UNITED STATES DISTRICT COURT FOR THE NORTHERN DISTRICT OF TEXAS DALLAS DIVISION
Apr 6, 2016
Civil Action No. 3:13-CV-4420-BH (N.D. Tex. Apr. 6, 2016)

Opinion

Civil Action No. 3:13-CV-4420-BH

04-06-2016

RUBY LEE JOHNS, Plaintiff, v. CAROLYN W. COLVIN, ACTING COMMISSIONER OF THE SOCIAL SECURITY ADMINISTRATION, Defendant.


MEMORANDUM OPINION AND ORDER

By order of transfer filed January 23, 2014 (doc. 20), this matter was transferred for the conduct of all further proceedings and the entry of judgment. Before the Court for determination is Plaintiff's Application for Attorneys' Fees Under the Equal Access to Justice Act and Memorandum in Support Thereof, filed June 23, 2015 (doc. 34).
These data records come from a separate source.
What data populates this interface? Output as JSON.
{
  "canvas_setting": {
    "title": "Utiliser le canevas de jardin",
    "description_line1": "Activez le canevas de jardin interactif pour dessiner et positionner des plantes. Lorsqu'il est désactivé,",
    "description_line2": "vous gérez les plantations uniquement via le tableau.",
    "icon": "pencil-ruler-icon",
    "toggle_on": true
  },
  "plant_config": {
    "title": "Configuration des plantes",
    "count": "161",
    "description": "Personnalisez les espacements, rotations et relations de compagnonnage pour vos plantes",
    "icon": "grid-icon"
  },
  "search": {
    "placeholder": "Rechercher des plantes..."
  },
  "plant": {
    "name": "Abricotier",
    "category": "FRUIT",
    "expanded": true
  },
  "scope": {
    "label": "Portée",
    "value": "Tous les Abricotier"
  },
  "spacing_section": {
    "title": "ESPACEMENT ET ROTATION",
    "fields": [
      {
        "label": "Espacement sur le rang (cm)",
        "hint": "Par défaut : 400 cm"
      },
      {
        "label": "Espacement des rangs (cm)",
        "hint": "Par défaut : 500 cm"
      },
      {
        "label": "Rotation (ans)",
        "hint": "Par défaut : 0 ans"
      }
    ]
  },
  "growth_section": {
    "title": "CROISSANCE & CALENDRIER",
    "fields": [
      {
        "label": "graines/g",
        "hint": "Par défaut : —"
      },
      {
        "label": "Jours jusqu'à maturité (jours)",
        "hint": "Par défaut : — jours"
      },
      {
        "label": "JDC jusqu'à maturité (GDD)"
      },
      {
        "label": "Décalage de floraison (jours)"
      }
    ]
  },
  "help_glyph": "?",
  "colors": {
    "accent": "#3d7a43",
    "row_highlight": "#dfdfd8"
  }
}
Based on the relevant findings, evidence, and applicable law, the application is GRANTED, and the plaintiff is awarded $11,918.52 in attorney's fees.

I. BACKGROUND

On November 4, 2013, Ruby Lee Johns (Plaintiff) filed a complaint seeking judicial review of a final decision by the Acting Commissioner of Social Security (Commissioner) that denied her claim for supplemental security income (SSI) under Title XVI of the Social Security Act. (doc. 1.) On March 30, 2015, the Commissioner's decision was reversed, and the case was remanded for further proceedings. (doc. 31 at 35.) Plaintiff subsequently moved for an award of attorney's fees under the Equal Access to Justice Act, 28 U.S.C. § 2412(d) (EAJA). (doc. 34.) The Commissioner does not object to the hourly rate but objects to the number of hours claimed. (doc. 36.) The application is now ripe for determination.

II. ANALYSIS

Under the EAJA, a court must award attorney's fees and expenses if (1) the claimant is the "prevailing party"; (2) the Government's position was not "substantially justified"; and (3) there are no special circumstances that make an award unjust. Murkeldove v. Astrue, 635 F.3d 784, 790 (5th Cir. 2011) (citing 28 U.S.C. § 2412(d)(1)(A)). The attorney's fees awarded under the EAJA must be reasonable, however. See 28 U.S.C. § 2412(b). "Because EAJA is a partial waiver of sovereign immunity, it must be strictly construed in the government's favor." Tex. Food Indus. Ass'n v. USDA, 81 F.3d 578, 580 (5th Cir. 1996) (citation omitted). "In determining the reasonableness of such fees, [the Fifth Circuit] has adopted the 12-factor 'lodestar' test enunciated in Johnson v. Georgia Highway Exp., Inc., 488 F.2d 714, 717 (5th Cir. 1974)." It is, however, "not necessary for a district court to examine each of the factors independently if it is apparent that the court has arrived at a just compensation based upon appropriate standards. Sanders v. Barnhart, No. 04-10600, 2005 WL 2285403, at *2 (5th Cir. Sept. 19, 2005) (per curiam). The claimant has the burden of demonstrating that the hours claimed were reasonably expended on the prevailing claim. Von Clark v. Butler, 916 F.2d 255, 259 (5th Cir. 1990).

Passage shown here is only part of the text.